Sergej Mencke se encontraba en la Clínica del Este en una habitación doble que daba al jardín. La otra cama estaba vacía en aquel momento. Su pierna colgaba elevada por una especie de polea y era mantenida con la inclinación adecuada por medio de un sistema metálico de bastidores y tornillos. Con la excepción de unas pocas semanas, había estado los últimos tres meses en la clínica, y, en consonancia con ello, su aspecto era miserable. A pesar de ello se veía que era un hombre bello. Cabello claro, rubio, un rostro inglés alargado con una barbilla potente, ojos oscuros y un gesto vulnerable y arrogante en torno a la boca. Lástima que su voz tuviera algo de lloroso, aunque acaso fuera sólo por causa de los meses anteriores.

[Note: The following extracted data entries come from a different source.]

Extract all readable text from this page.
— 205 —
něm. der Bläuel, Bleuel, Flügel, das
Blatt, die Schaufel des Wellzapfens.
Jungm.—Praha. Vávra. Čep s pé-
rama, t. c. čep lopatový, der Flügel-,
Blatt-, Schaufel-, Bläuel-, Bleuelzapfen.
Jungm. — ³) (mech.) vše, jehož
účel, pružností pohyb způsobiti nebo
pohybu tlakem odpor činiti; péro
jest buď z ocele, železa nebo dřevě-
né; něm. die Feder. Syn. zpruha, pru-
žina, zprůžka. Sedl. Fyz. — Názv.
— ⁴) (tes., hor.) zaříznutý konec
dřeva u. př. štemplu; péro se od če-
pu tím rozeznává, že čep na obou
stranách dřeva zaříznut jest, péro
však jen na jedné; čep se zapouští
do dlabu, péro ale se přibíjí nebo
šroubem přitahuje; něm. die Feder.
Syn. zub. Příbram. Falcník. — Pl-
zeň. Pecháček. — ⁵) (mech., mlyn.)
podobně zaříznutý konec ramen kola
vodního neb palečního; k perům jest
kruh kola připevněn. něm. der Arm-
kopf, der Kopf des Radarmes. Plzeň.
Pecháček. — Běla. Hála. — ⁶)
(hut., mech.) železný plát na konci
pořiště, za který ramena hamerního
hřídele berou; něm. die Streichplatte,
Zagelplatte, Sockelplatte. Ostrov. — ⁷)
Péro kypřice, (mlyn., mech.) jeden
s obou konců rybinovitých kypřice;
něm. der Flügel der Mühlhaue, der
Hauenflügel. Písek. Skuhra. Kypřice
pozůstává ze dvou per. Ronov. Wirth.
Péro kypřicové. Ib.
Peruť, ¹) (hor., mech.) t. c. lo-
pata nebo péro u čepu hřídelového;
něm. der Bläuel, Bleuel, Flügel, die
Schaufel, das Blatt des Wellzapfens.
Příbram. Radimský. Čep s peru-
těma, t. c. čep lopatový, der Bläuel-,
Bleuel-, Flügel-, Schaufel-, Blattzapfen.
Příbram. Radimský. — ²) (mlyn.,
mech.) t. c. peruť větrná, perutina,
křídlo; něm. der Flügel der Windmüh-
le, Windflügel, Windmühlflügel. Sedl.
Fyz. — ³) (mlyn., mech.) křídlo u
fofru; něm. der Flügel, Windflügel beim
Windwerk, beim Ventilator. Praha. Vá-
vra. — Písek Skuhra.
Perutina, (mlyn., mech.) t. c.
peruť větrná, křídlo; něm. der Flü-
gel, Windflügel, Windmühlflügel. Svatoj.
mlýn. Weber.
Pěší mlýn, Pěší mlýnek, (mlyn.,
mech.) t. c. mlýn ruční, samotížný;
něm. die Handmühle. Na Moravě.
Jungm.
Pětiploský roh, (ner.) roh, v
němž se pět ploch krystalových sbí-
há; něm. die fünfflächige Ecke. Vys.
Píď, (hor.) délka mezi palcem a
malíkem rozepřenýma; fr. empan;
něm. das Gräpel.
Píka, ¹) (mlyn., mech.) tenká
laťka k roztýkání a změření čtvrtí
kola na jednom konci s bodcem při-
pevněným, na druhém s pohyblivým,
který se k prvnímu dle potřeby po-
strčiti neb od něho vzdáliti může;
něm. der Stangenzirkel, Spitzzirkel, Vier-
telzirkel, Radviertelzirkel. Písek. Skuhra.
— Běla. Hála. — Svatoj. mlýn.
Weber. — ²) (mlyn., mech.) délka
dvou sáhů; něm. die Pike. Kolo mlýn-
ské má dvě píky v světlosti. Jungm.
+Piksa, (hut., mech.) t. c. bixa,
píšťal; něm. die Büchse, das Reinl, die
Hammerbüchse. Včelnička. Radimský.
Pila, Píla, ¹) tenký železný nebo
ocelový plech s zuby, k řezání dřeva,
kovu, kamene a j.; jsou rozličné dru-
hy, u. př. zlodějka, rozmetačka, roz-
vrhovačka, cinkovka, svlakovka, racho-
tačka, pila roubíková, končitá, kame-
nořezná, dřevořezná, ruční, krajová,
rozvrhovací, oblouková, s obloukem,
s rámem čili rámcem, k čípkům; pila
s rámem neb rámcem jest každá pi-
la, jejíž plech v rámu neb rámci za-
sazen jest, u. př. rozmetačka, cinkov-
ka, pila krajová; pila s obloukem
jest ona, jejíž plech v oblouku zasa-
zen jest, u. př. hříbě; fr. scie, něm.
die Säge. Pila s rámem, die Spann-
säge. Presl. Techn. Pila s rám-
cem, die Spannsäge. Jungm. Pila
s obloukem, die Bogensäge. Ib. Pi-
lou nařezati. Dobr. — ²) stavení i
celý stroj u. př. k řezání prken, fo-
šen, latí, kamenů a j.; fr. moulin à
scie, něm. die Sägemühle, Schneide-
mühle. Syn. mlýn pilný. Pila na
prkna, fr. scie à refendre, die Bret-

– ¿No hubiera sido mejor hablar conmigo antes que nada, en lugar de molestar a todo mi entorno social?

Así que era uno de ésos. Un quejica.

– ¿Qué me habría contado en tal caso?

– Que sus sospechas son puramente fruto de su fantasía, producto de una mente enferma. ¿Se imagina a sí mismo autolesionándose una pierna de esa forma?

– Ah, señor Mencke. -Acerqué la silla a su cama-. Hay tantas cosas que yo no haría. Tampoco me podría cortar en el pulgar para no tener que fregar más platos. Y tampoco sé qué haría para cobrar un millón de marcos si fuera un bailarín sin futuro.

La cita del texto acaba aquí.